One does not simply walk into Manchester’s abandoned buildings.
Or perhaps, if you’re The Derelict Explorer, you do.
A Manchester local, Matthew Holmes has been exploring abandoned buildings up and down the country for the last two years. His favourite ‘explores’ have been in and around Manchester.
He never breaks and enters. He simply takes an open window or an open door, albeit after climbing up the cast iron downpipe first.
A business owner by day, Matthew will spot a building that takes his fancy online or simply from walking past it. He’ll then scout out the premises to assess danger and security levels before returning home to swot up and plan his visit proper.
With a keen interest in history and architecture, the urban explorer said old buildings are “a passion” he has always had.
“[The buildings are] like a time warp, frozen in time,” he told MM over the phone.
“Things like light switches that are 60 years old, stair cases and hand rails that thousands of hands have run along. It’s the little details like that.
“They just don’t make things like they used to. It’s not like that anymore.”
Matthew never asks permission before visiting any of his abandoned buildings, he said it would take away from the sense of achievement he gets from finding a way in.
He’s only been caught twice. Luckily on both occasions, he avoided trouble.
“The police have got other things to worry about,” he said.
“When they see me with my camera, it’s like I get slapped wrists, then told to get on my way.”
Among The Derelict Explorer’s favourite abandoned buildings is the old London Road Fire Station opposite Manchester Piccadilly station that closed in 1986.
CLOSED: The old London Road fire station opposite Manchester Piccadilly
He had to scale a cast iron downpipe up to a first floor balcony to get in through an unlocked window.
“It was one of my very first explores. The sheer size of it, it was practically untouched inside.
“It’s the closest I got to stepping back in time, back into the ‘70s.”
TIME CAPSULE: Matthew found a perfectly preserved cigarette packet from the 1960s in one building
On a visit to another building, Matthew dropped his camera lens down a gap between two brick walls. When he reached down to retrieve it, his hand found a perfectly intact packet of cigarettes from the 1960s and an accompanying letter (pictured below). A time capsule.

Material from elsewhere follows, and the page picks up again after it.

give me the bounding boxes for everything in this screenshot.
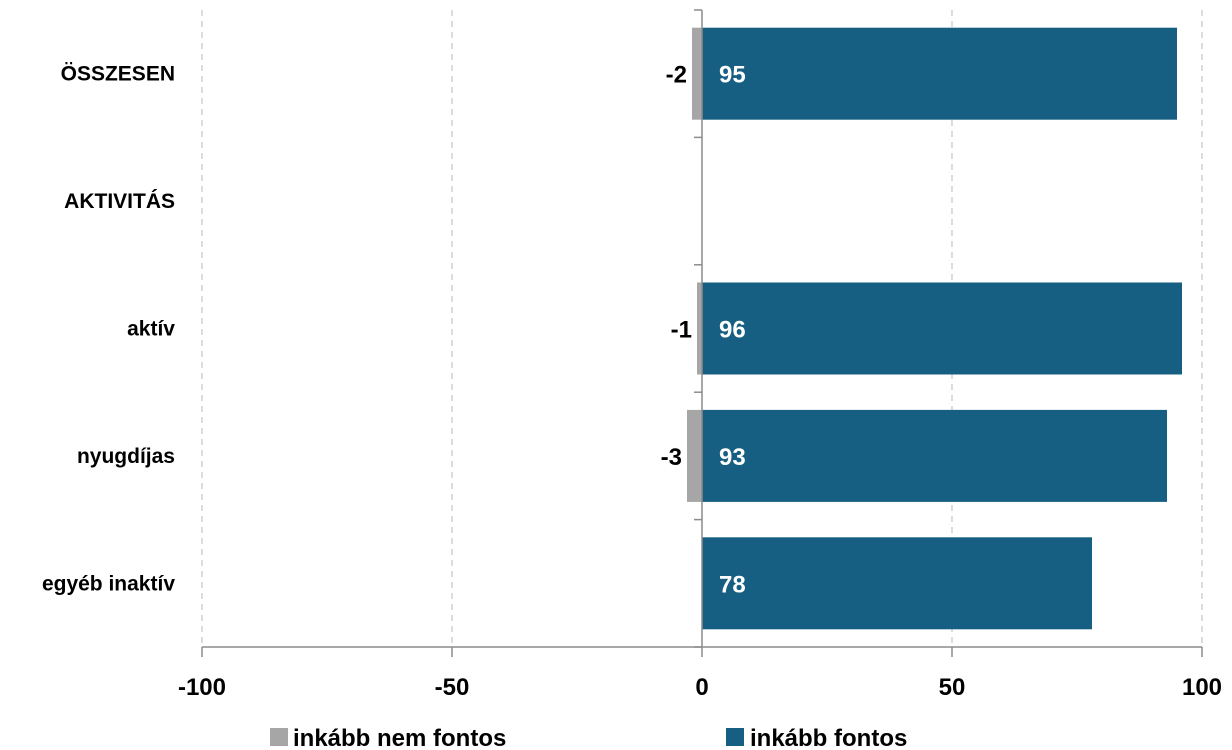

The social value of what Matthew does isn’t lost on him. He gets a lot of requests through his Facebook page (Exploring Abandoned Buildings With Matthew Holmes) to explore particular sites and he loves to discuss people’s memories and stories of the buildings.
Matthew is passionate about saving Manchester’s abandoned buildings.
A number of the sites he has explored in the past have since been demolished.
“Four buildings have been knocked down this year. Manchester has completely changed in the last five years alone.
“Some of these buildings are too far gone and it costs a lot of money to regenerate, but you could at least keep the frontage. That’s the first thing you look at that makes you go, wow!
“It’s part of the Manchester history. You get to a stage when you lose that character, that heritage that makes Manchester what it is.”
Whilst Matthew is raising awareness of the value of Manchester’s abandoned buildings and the need to protect the city’s heritage, “the fight to save these buildings” goes on.